When he first arrived, Fuentes was isolated from family and friends in Chile, including his wife Andrea and son Max, then six years old. But his family eventually joined him in Canada, and after a while they made a home in Edmonton, seeing their household expand with the birth of daughters Agustina and Dominga.

Patient interactions key to reducing pain

Fuentes’ research interest is pain, which he notes is at the heart of almost every patient’s concerns when seeking treatment from a physical therapist. For his PhD dissertation, he examined how patient interactions can affect a patient’s chronic low back pain.

Fuentes found that how physical therapists interact with patients—open communication, active listening, eye contact, facial expressions, tone of voice—plays a significant role in pain reduction. It’s the first time that such non-specific factors of physical therapy treatment have been studied in a randomized controlled study.

In the study, 117 patients with chronic low back pain were split into four groups. The first received electrotherapy after limited, five-minute interaction with the physical therapist, who avoided eye contact and did not openly engage the patient. The second group received the same electrotherapy with enhanced interaction in which the physical therapist spent the entire 30-minute treatment with the patient and exhibited strong verbal and non-verbal communication.

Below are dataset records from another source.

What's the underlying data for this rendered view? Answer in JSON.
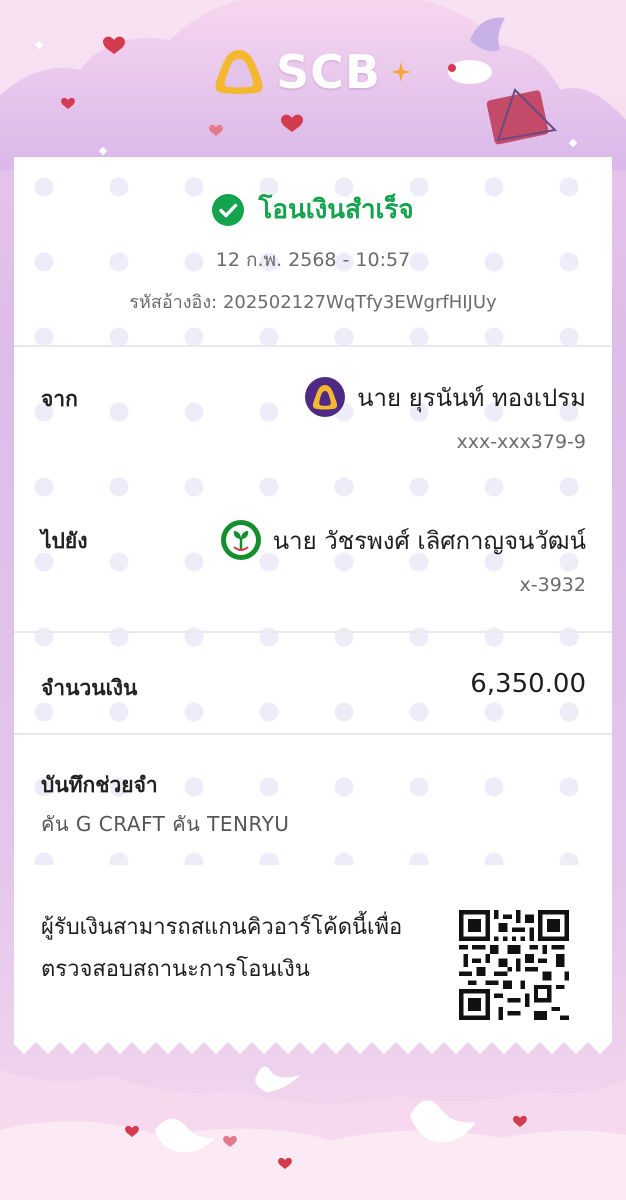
{
  "brand": {
    "name": "SCB"
  },
  "status": {
    "title": "โอนเงินสำเร็จ",
    "icon": "check-circle-icon",
    "color": "#14a44d"
  },
  "datetime": "12 ก.พ. 2568 - 10:57",
  "reference": "รหัสอ้างอิง: 202502127WqTfy3EWgrfHIJUy",
  "from": {
    "label": "จาก",
    "name": "นาย ยุรนันท์ ทองเปรม",
    "account": "xxx-xxx379-9",
    "bank_icon": "scb-bank-icon",
    "bank_color": "#4e2a84"
  },
  "to": {
    "label": "ไปยัง",
    "name": "นาย วัชรพงศ์ เลิศกาญจนวัฒน์",
    "account": "x-3932",
    "bank_icon": "kbank-bank-icon",
    "bank_color": "#138f2d"
  },
  "amount": {
    "label": "จำนวนเงิน",
    "value": "6,350.00"
  },
  "memo": {
    "label": "บันทึกช่วยจำ",
    "value": "คัน G CRAFT คัน TENRYU"
  },
  "qr": {
    "text": "ผู้รับเงินสามารถสแกนคิวอาร์โค้ดนี้เพื่อตรวจสอบสถานะการโอนเงิน",
    "icon": "qr-code-icon"
  }
}
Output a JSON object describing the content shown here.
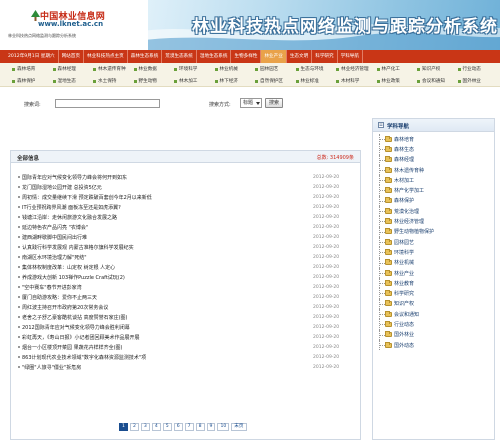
{
  "header": {
    "logo_cn": "中国林业信息网",
    "logo_url": "www.lknet.ac.cn",
    "tagline": "林业科技热点网络监测与跟踪分析系统",
    "banner_title": "林业科技热点网络监测与跟踪分析系统"
  },
  "nav_primary": [
    {
      "label": "2012年9月1日  星期六",
      "type": "date"
    },
    {
      "label": "网站首页",
      "type": "normal"
    },
    {
      "label": "林业科技热点主页",
      "type": "normal"
    },
    {
      "label": "森林生态系统",
      "type": "normal"
    },
    {
      "label": "荒漠生态系统",
      "type": "normal"
    },
    {
      "label": "湿地生态系统",
      "type": "normal"
    },
    {
      "label": "生物多样性",
      "type": "normal"
    },
    {
      "label": "林业产业",
      "type": "alt"
    },
    {
      "label": "生态文明",
      "type": "normal"
    },
    {
      "label": "科学研究",
      "type": "normal"
    },
    {
      "label": "学科导航",
      "type": "normal"
    }
  ],
  "nav_secondary": {
    "row1": [
      "森林培育",
      "森林经理",
      "林木遗传育种",
      "林业数据",
      "环境科学",
      "林业机械",
      "园林园艺",
      "生态与环境",
      "林业经济管理",
      "林产化工",
      "知识产权",
      "行业动态"
    ],
    "row2": [
      "森林保护",
      "湿地生态",
      "水土保持",
      "野生动物",
      "林木加工",
      "林下经济",
      "自然保护区",
      "林业标准",
      "木材科学",
      "林业政策",
      "会议和通知",
      "国外林业"
    ]
  },
  "search": {
    "keyword_label": "搜索词:",
    "keyword_value": "",
    "mode_label": "搜索方式:",
    "mode_value": "标题",
    "button_label": "搜索"
  },
  "main": {
    "title": "全部信息",
    "total": "总数: 314909条",
    "items": [
      {
        "title": "国际青年应对气候变化领导力峰会将何开到如东",
        "date": "2012-09-20"
      },
      {
        "title": "龙门国际湿地公园开建  总投资5亿元",
        "date": "2012-09-20"
      },
      {
        "title": "周初情：成交量继续下滑  预定跌破百套创今年2月以来新低",
        "date": "2012-09-20"
      },
      {
        "title": "IT行业预祝跨界风潮  面板冻至还是如虎添翼?",
        "date": "2012-09-20"
      },
      {
        "title": "钱塘江沿岸：走休闲旅游文化融合发展之路",
        "date": "2012-09-20"
      },
      {
        "title": "延边特色农产品闪亮 \"农博会\"",
        "date": "2012-09-20"
      },
      {
        "title": "建西湖畔歇脚中国民间出行难",
        "date": "2012-09-20"
      },
      {
        "title": "认真践行科学发展观  内蒙古准格尔旗科学发展纪实",
        "date": "2012-09-20"
      },
      {
        "title": "南湖区水环境治理力解\"死结\"",
        "date": "2012-09-20"
      },
      {
        "title": "集体林权制度改革：山定权  树定根  人定心",
        "date": "2012-09-20"
      },
      {
        "title": "养成游戏大创新  103禅作Puzzle Craft试玩(2)",
        "date": "2012-09-20"
      },
      {
        "title": "\"空中赛车\"春节开进彭家湾",
        "date": "2012-09-20"
      },
      {
        "title": "厦门自助游攻略：爱你不止两三天",
        "date": "2012-09-20"
      },
      {
        "title": "周红波主持召开市政府第20次常务会议",
        "date": "2012-09-20"
      },
      {
        "title": "老舍之子舒乙豪客酷杭谈拈  高度赞誉石家庄(图)",
        "date": "2012-09-20"
      },
      {
        "title": "2012国际青年应对气候变化领导力峰会胜利闭幕",
        "date": "2012-09-20"
      },
      {
        "title": "彩虹再天，《寿山日报》小记者团回顾美术作品展开展",
        "date": "2012-09-20"
      },
      {
        "title": "烟台一小区楼顶开菜园  果蔬花卉样样齐全(图)",
        "date": "2012-09-20"
      },
      {
        "title": "863计划现代农业技术领域\"数字化森林资源监测技术\"项",
        "date": "2012-09-20"
      },
      {
        "title": "\"绿圈\"人旅寻\"僵业\"拆危房",
        "date": "2012-09-20"
      }
    ],
    "pager": [
      "1",
      "2",
      "3",
      "4",
      "5",
      "6",
      "7",
      "8",
      "9",
      "10",
      "末页"
    ]
  },
  "sidebar": {
    "title": "学科导航",
    "items": [
      "森林培育",
      "森林生态",
      "森林经理",
      "林木遗传育种",
      "木材加工",
      "林产化学加工",
      "森林保护",
      "荒漠化治理",
      "林业经济管理",
      "野生动物植物保护",
      "园林园艺",
      "环境科学",
      "林业机械",
      "林业产业",
      "林业教育",
      "科学研究",
      "知识产权",
      "会议和通知",
      "行业动态",
      "国外林业",
      "国外动态"
    ]
  },
  "colors": {
    "nav_red": "#c93616",
    "nav_alt": "#e9a24a",
    "link_blue": "#1a4d8f",
    "total_red": "#cc2b1d"
  }
}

The third group received the limited interaction while hooked up to electrotherapy, but the patient was unaware the device was not connected—what Fuentes calls “sham” treatment. Patients in group four received enhanced interaction with the same sham treatment.

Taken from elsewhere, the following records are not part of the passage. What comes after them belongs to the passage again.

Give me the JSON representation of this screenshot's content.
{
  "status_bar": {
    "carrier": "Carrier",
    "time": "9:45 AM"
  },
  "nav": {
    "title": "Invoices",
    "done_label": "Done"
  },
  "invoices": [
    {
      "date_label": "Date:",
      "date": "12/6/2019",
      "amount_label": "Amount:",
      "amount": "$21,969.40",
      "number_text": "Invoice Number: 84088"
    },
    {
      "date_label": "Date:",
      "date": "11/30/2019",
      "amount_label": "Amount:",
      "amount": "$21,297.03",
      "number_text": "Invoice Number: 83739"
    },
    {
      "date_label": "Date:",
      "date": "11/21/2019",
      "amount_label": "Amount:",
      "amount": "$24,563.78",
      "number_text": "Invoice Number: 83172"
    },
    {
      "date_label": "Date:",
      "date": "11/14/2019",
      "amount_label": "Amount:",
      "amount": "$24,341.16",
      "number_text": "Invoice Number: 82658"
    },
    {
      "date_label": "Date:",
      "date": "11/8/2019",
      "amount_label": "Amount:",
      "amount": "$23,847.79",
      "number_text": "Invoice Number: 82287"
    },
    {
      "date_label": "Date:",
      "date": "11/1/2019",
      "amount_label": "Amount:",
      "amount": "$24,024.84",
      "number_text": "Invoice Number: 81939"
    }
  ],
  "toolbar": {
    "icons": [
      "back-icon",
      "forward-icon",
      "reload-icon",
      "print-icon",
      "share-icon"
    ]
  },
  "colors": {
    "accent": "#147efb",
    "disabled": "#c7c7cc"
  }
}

Fuentes found that patients with enhanced interaction and real electrotherapy reported a three-point reduction in pain intensity on a 10-point scale, along with a two-kilogram increase in their pain thresholds—results he said that are considered clinically significant.

What was surprising, he said, was patients who received enhanced interaction during a sham treatment reported the next greatest improvement in pain intensity and threshold—even greater than the group that received actual treatment and limited interaction. The group that received limited interaction and a sham treatment reported the least change.

Fuentes says his findings, which he recently presented to strong feedback at the International Society for the Study of the Lumbar Spine Conference, are just the first step in understanding the importance of non-specific factors and optimizing treatment for patients.

“The way we are applying treatment today is not the best approach,” he says. “That might be the reason physical therapy interventions have such a modest effect for patients with chronic conditions. The therapeutic context, in which the interventions are delivered, matters. We have to take these non-specific factors into consideration.”